Bromhidrosis can be characterised by excessive sweating of the feet, palms or armpits. For many sufferers bromhidrosis can severely impact daily life, causing them to avoid social situations and even very light exercise such as walking. It can affect men and women of all ages, but is generally seen more frequently in men and younger people.

Is it serious?

The main symptom of bromhidrosis is excessive sweating and the embarrassment or upset that this can bring. However, in some cases the presence of excess sweat can lead to problems like skin infections, athlete’s foot or blisters.

It is estimated that a small number of people who experience persistent excessive sweating suffer from a medical condition called hyperhidrosis, where overactive sweat glands produce around five times more perspiration than the actually body needs. This is thought to be caused by overactive sweat glands responding to physical, emotional or mental stress. Hyperhidrosis is much more debilitating than bromhidrosis and only affects around 1% of people who suffer excessive sweating.

How can I prevent foot odour?

While bromidrosis can be a very upsetting condition for its sufferers it can be easily treatable, and just a few simple steps will help to reduce or even remove the symptoms of excessive sweating.

Good hygiene is essential to help reduce the effects of bromhidrosis. You should wash your feet regularly with soap and dry them carefully, especially between your toes. Once your feet are dry, apply Trust and continue with your day as normal. Unlike other foot creams or powders Trust tackles the bacteria which create foot odour, fighting the cause of the problem rather than its symptoms. Trust will provide protection for between 3 and 6 days, even after showering, and leave you free to enjoy your daily life - through exercise and hot weather – without worrying about body odour.

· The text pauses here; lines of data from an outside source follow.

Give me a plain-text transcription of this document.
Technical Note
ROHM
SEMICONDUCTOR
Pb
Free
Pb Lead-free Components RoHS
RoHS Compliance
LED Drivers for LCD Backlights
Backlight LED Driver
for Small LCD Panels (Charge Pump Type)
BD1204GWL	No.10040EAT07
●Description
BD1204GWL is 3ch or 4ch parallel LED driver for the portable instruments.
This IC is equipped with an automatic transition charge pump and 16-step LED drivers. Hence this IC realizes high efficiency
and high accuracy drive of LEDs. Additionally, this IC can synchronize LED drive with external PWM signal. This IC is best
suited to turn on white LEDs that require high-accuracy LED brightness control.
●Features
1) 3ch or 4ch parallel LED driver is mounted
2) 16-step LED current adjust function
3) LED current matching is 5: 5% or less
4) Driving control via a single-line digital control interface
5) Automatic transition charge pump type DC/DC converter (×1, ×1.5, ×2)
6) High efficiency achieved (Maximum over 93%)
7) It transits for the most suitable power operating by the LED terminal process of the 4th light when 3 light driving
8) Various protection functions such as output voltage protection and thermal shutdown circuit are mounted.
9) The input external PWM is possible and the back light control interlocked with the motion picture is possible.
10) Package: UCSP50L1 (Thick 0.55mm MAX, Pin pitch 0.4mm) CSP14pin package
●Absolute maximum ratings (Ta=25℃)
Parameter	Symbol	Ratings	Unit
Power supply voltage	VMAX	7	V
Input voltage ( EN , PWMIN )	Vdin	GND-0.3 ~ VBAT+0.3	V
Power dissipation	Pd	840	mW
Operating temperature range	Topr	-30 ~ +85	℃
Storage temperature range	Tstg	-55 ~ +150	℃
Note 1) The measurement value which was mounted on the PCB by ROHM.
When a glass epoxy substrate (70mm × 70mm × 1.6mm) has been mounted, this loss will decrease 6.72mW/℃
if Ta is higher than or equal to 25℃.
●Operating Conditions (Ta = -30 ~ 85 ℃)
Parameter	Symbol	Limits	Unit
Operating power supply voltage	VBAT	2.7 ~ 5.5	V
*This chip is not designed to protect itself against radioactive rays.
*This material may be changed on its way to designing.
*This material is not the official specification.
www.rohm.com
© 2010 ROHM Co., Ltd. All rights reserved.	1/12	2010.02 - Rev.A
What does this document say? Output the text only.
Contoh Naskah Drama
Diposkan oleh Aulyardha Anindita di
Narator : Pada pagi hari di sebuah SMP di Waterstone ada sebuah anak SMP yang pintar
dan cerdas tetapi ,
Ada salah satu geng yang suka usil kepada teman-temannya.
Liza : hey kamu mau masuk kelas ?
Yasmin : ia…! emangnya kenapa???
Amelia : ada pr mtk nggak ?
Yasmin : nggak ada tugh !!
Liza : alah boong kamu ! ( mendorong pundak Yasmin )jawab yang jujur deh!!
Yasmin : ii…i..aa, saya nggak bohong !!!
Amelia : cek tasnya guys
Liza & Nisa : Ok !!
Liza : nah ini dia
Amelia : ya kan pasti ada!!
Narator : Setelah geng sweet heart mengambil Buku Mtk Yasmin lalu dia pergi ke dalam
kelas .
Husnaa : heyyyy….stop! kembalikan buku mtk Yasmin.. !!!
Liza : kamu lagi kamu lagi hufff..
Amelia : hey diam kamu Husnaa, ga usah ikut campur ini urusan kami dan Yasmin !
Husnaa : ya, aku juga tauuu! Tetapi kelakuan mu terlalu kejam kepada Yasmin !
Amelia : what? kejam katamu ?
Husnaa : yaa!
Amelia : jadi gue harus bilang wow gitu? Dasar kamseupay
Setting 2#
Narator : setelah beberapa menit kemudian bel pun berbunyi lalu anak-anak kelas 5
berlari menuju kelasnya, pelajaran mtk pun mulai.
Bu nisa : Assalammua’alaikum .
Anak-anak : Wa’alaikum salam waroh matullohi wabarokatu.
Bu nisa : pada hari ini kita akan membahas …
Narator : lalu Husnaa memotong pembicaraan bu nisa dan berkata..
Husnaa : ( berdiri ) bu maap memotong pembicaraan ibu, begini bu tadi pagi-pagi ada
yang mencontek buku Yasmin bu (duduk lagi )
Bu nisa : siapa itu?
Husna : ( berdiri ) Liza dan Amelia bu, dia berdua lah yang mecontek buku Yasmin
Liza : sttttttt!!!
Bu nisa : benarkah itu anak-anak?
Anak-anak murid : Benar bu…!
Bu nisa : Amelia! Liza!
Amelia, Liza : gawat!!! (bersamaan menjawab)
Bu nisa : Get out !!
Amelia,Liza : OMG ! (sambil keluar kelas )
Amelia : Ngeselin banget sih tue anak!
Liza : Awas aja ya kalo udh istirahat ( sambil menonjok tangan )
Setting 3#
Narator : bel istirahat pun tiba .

Should I seek medical help?

A combination of good foot hygiene and Trust should dramatically improve the symptoms of the condition. However, if Trust does not reduce your symptoms and the condition doesn’t improve within two to three weeks it may be a good idea to see a podiatrist or a GP to check that there are no underlying health concerns. There are some rare conditions that have similar symptoms to bromhidrosis, and a specialist will be able to test for these.